In other words, as Grossenbacher aptly points out, Idaho has a relatively small piece of this action. And his PowerPoint doesn’t make this point, but I will: Idaho has scant political clout, compared to more populated states that are home to thousands of tons of spent nuclear fuel.
Grossenbacher’s presentation doesn’t make another key point either, but he is acutely aware of it. Ratepayers around the country — or, more precisely, ratepayers who get their electricity from nuclear reactors — have paid tens of billions of dollars of surcharges to pay for the construction of a permanent nuclear waste dump. That gives those states standing that Idaho simply doesn’t have.
All of these statistics are undisputable. And here’s another fact beyond dispute: The federal government is nowhere near finding a permanent home for any of these high-level wastes — now that the Obama administration, making good on a campaign pledge to Senate Majority Leader Harry Reid, D-Nev., has abandoned the Yucca Mountain repository site in Nevada.
That leaves 39 states in a bind, and Idaho clutching one trump card.
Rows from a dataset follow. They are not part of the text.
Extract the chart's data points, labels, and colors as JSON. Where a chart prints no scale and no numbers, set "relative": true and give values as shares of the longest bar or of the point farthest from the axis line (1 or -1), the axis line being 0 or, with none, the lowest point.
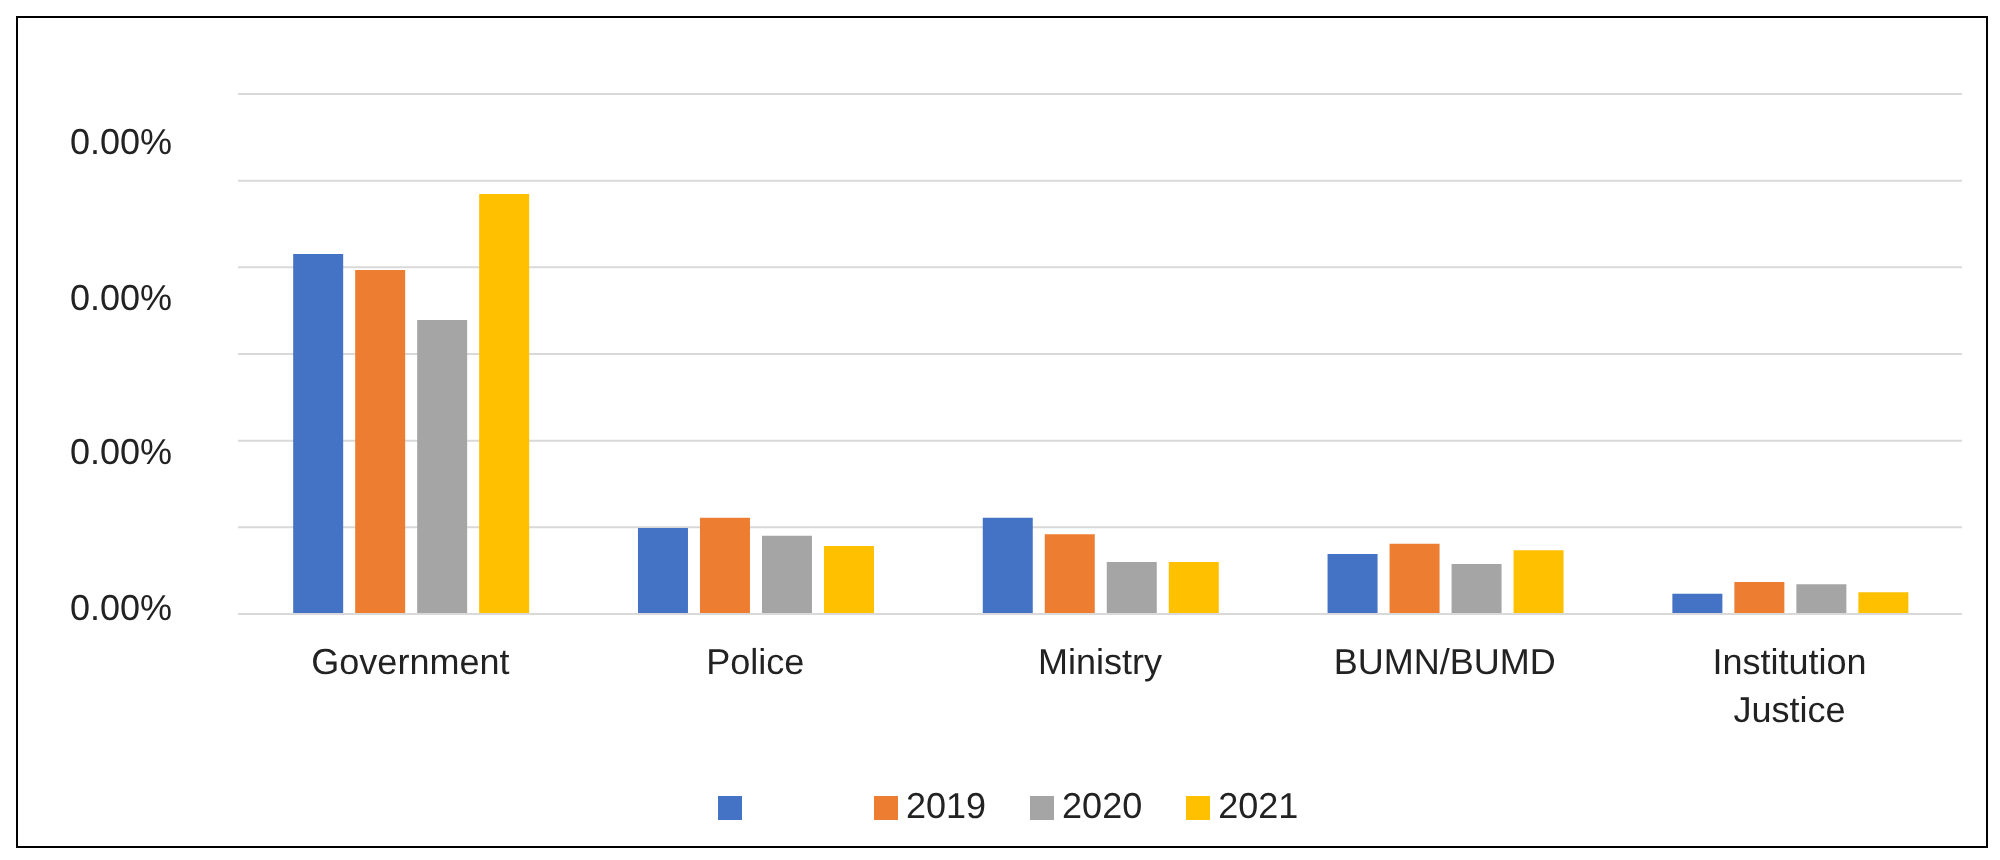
{
  "chart_data": {
    "type": "bar",
    "relative": true,
    "categories": [
      "Government",
      "Police",
      "Ministry",
      "BUMN/BUMD",
      "Institution Justice"
    ],
    "series": [
      {
        "color": "#4472c4",
        "values": [
          0.857,
          0.205,
          0.229,
          0.143,
          0.048
        ]
      },
      {
        "name": "2019",
        "color": "#ed7d31",
        "values": [
          0.819,
          0.229,
          0.19,
          0.167,
          0.076
        ]
      },
      {
        "name": "2020",
        "color": "#a5a5a5",
        "values": [
          0.7,
          0.186,
          0.124,
          0.119,
          0.071
        ]
      },
      {
        "name": "2021",
        "color": "#ffc000",
        "values": [
          1,
          0.162,
          0.124,
          0.152,
          0.052
        ]
      }
    ],
    "annotations": [
      "0.00%",
      "0.00%",
      "0.00%",
      "0.00%"
    ],
    "grid": "y",
    "legend": "bottom"
  }
}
A 1995 nuclear waste agreement — crafted by Batt, and endorsed by Andrus and Otter — requires the feds to move all wastes out of Idaho by 2035. If the feds can’t meet that deadline, an increasingly likely prospect, the state can collect fines of $60,000 a day, or $22 million annually.
“That’s not going to incentivize the federal government to develop a repository, which is billions,” Grossenbacher said.
So Grossenbacher argues that the state, and Otter’s nuclear energy panel, should at least talk about reopening the 1995 agreement, and the pros and cons of accepting additional waste for storage.
There is something to Grossenbacher’s thesis: Idaho, even with its 1995 agreement, has only so much leverage. However, I can just as easily argue the opposing viewpoint; since this binding, enforceable agreement is the only weapon in its arsenal, the state would be ill-advised to renegotiate the terms. I’d also point out that the agreement was ratified, convincingly, by voted in a 1996 statewide vote. Those wishes should be honored.
A few weeks after the shipments flap, Grossenbacher says his biggest complaint is about the tone that played on fear. There was a suggestion that Idahoans should be afraid to even broach this topic. “I think that’s disrespectful of Idahoans. I think it’s a disservice. We ought to be able to talk about anything.”
Fair enough. But let’s go in remembering that Idahoans have spoken, and clearly, about nuclear waste storage.